Camera IconEsperance beaches will soon become accessible to more people. Credit: Amber Lilley/Kalgoorlie Miner

All-terrain wheelchairs will soon be available in Esperance for public use on beaches, national parks and wilderness trails.

As part of a $100,000 State Government commitment, 12 organisations across the State will receive funding to buy all-terrain wheelchairs, including $10,000 for the Shire of Esperance.

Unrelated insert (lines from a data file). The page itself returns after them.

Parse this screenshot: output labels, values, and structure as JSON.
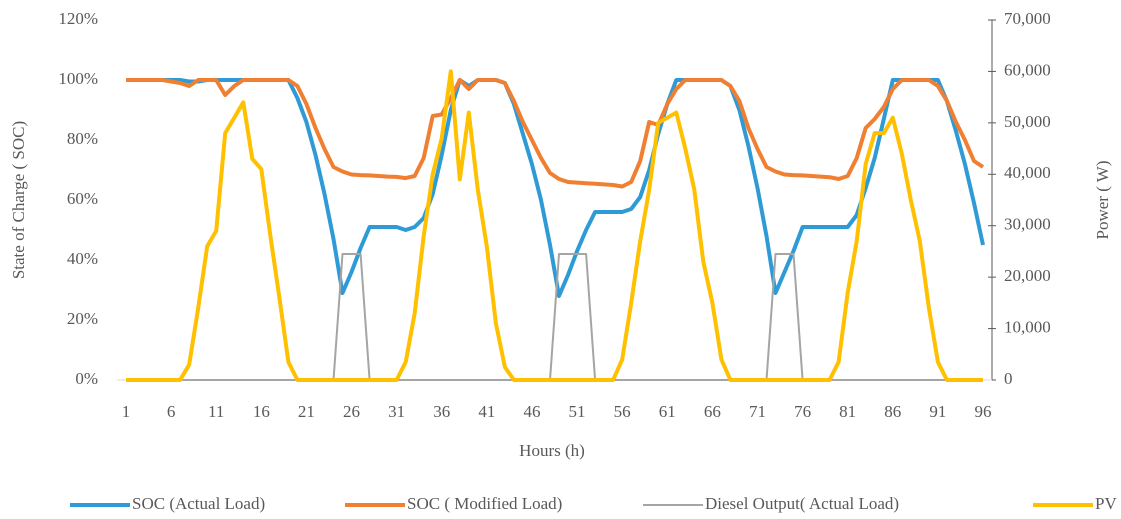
{
  "chart_data": {
    "type": "line",
    "x_label": "Hours (h)",
    "y_label": "State of  Charge ( SOC)",
    "y2_label": "Power ( W)",
    "x": [
      1,
      2,
      3,
      4,
      5,
      6,
      7,
      8,
      9,
      10,
      11,
      12,
      13,
      14,
      15,
      16,
      17,
      18,
      19,
      20,
      21,
      22,
      23,
      24,
      25,
      26,
      27,
      28,
      29,
      30,
      31,
      32,
      33,
      34,
      35,
      36,
      37,
      38,
      39,
      40,
      41,
      42,
      43,
      44,
      45,
      46,
      47,
      48,
      49,
      50,
      51,
      52,
      53,
      54,
      55,
      56,
      57,
      58,
      59,
      60,
      61,
      62,
      63,
      64,
      65,
      66,
      67,
      68,
      69,
      70,
      71,
      72,
      73,
      74,
      75,
      76,
      77,
      78,
      79,
      80,
      81,
      82,
      83,
      84,
      85,
      86,
      87,
      88,
      89,
      90,
      91,
      92,
      93,
      94,
      95,
      96
    ],
    "xlim": [
      0,
      97
    ],
    "xticks": [
      1,
      6,
      11,
      16,
      21,
      26,
      31,
      36,
      41,
      46,
      51,
      56,
      61,
      66,
      71,
      76,
      81,
      86,
      91,
      96
    ],
    "ylim": [
      0,
      120
    ],
    "yticks": [
      {
        "value": 0,
        "label": "0%"
      },
      {
        "value": 20,
        "label": "20%"
      },
      {
        "value": 40,
        "label": "40%"
      },
      {
        "value": 60,
        "label": "60%"
      },
      {
        "value": 80,
        "label": "80%"
      },
      {
        "value": 100,
        "label": "100%"
      },
      {
        "value": 120,
        "label": "120%"
      }
    ],
    "y2lim": [
      0,
      70000
    ],
    "y2ticks": [
      0,
      {
        "value": 10000,
        "label": "10,000"
      },
      {
        "value": 20000,
        "label": "20,000"
      },
      {
        "value": 30000,
        "label": "30,000"
      },
      {
        "value": 40000,
        "label": "40,000"
      },
      {
        "value": 50000,
        "label": "50,000"
      },
      {
        "value": 60000,
        "label": "60,000"
      },
      {
        "value": 70000,
        "label": "70,000"
      }
    ],
    "grid": false,
    "legend": "bottom",
    "series": [
      {
        "name": "SOC (Actual Load)",
        "color": "#2e9bd6",
        "axis": "y",
        "values": [
          100,
          100,
          100,
          100,
          100,
          100,
          100,
          99.5,
          99.5,
          100,
          100,
          100,
          100,
          100,
          100,
          100,
          100,
          100,
          100,
          94,
          86,
          75,
          62,
          47,
          29,
          36,
          44,
          51,
          51,
          51,
          51,
          50,
          51,
          54,
          62,
          75,
          90,
          100,
          98,
          100,
          100,
          100,
          99,
          92,
          82,
          72,
          60,
          45,
          28,
          35,
          43,
          50,
          56,
          56,
          56,
          56,
          57,
          61,
          70,
          82,
          92,
          100,
          100,
          100,
          100,
          100,
          100,
          98,
          90,
          78,
          64,
          48,
          29,
          36,
          43,
          51,
          51,
          51,
          51,
          51,
          51,
          55,
          64,
          74,
          87,
          100,
          100,
          100,
          100,
          100,
          100,
          93,
          83,
          72,
          59,
          45
        ]
      },
      {
        "name": "SOC ( Modified Load)",
        "color": "#f07f32",
        "axis": "y",
        "values": [
          100,
          100,
          100,
          100,
          100,
          99.5,
          99,
          98,
          100,
          100,
          100,
          95,
          98,
          100,
          100,
          100,
          100,
          100,
          100,
          98,
          92,
          84,
          77,
          71,
          69.5,
          68.5,
          68.3,
          68.2,
          68,
          67.8,
          67.7,
          67.3,
          68,
          74,
          88,
          88.5,
          94,
          100,
          97,
          100,
          100,
          100,
          99,
          93,
          86,
          80,
          74,
          69,
          67,
          66,
          65.8,
          65.6,
          65.4,
          65.2,
          65,
          64.5,
          66,
          73,
          86,
          85,
          92,
          97,
          100,
          100,
          100,
          100,
          100,
          98,
          93,
          84,
          77,
          71,
          69.5,
          68.5,
          68.3,
          68.2,
          68,
          67.8,
          67.6,
          67,
          68,
          74,
          84,
          87,
          91,
          97,
          100,
          100,
          100,
          100,
          98,
          93,
          86,
          80,
          73,
          71
        ]
      },
      {
        "name": "Diesel  Output( Actual Load)",
        "color": "#a5a5a5",
        "axis": "y2",
        "values": [
          0,
          0,
          0,
          0,
          0,
          0,
          0,
          0,
          0,
          0,
          0,
          0,
          0,
          0,
          0,
          0,
          0,
          0,
          0,
          0,
          0,
          0,
          0,
          0,
          24500,
          24500,
          24500,
          0,
          0,
          0,
          0,
          0,
          0,
          0,
          0,
          0,
          0,
          0,
          0,
          0,
          0,
          0,
          0,
          0,
          0,
          0,
          0,
          0,
          24500,
          24500,
          24500,
          24500,
          0,
          0,
          0,
          0,
          0,
          0,
          0,
          0,
          0,
          0,
          0,
          0,
          0,
          0,
          0,
          0,
          0,
          0,
          0,
          0,
          24500,
          24500,
          24500,
          0,
          0,
          0,
          0,
          0,
          0,
          0,
          0,
          0,
          0,
          0,
          0,
          0,
          0,
          0,
          0,
          0,
          0,
          0,
          0,
          0
        ]
      },
      {
        "name": "PV",
        "color": "#ffc000",
        "axis": "y2",
        "values": [
          0,
          0,
          0,
          0,
          0,
          0,
          0,
          3000,
          14000,
          26000,
          29000,
          48000,
          51000,
          54000,
          43000,
          41000,
          28000,
          16000,
          3500,
          0,
          0,
          0,
          0,
          0,
          0,
          0,
          0,
          0,
          0,
          0,
          0,
          3500,
          13000,
          28000,
          40000,
          47000,
          60000,
          39000,
          52000,
          37000,
          26000,
          11000,
          2500,
          0,
          0,
          0,
          0,
          0,
          0,
          0,
          0,
          0,
          0,
          0,
          0,
          4000,
          15000,
          27000,
          37000,
          50000,
          51000,
          52000,
          45000,
          37000,
          23000,
          15000,
          4000,
          0,
          0,
          0,
          0,
          0,
          0,
          0,
          0,
          0,
          0,
          0,
          0,
          3500,
          17000,
          27000,
          42000,
          48000,
          48000,
          51000,
          44000,
          35000,
          27000,
          14000,
          3500,
          0,
          0,
          0,
          0,
          0
        ]
      }
    ]
  }
}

The rugged wheelchairs are purpose-built for outdoor environments, including sand, gravel and water, to assist people with mobility impairments access areas traditional wheelchairs cannot traverse.

Agricultural Region MLC Shelley Payne said the money would buy a beach wheelchair and beach matting for Town Beach, the Esperance Foreshore, the Esplanade and James Street Precinct.

“We want to make sure that everyone can enjoy our beautiful coastline and this funding will ensure that people of all abilities will be able to access the beaches along our world-class foreshore,” she said.

“With the completion of the brand-new beach enclosure at Town Beach, we have seen a huge boost in visitation to the area.

“Supporting the purchase of a Sand Rider beach wheelchair and beach matting is one more way we are adding capability and vibrancy to the area and its surrounds.”

Disability Services Minister Don Punch said having access to the outdoor environment and activities was a key part of an inclusive community.

“Improving the availability of all-terrain wheelchairs at locations such as national parks and WA’s beautiful beaches will support people with disability to connect to their community and increase participation in recreation activities in the natural environment,” he said.

“The diversity of grant recipients shows that all-terrain wheelchairs can be a great asset to a community, with grants provided to both regional centres and in metropolitan Perth to enable people with disability access to bush trails, tourist attractions and junior surf lifesaving programs.”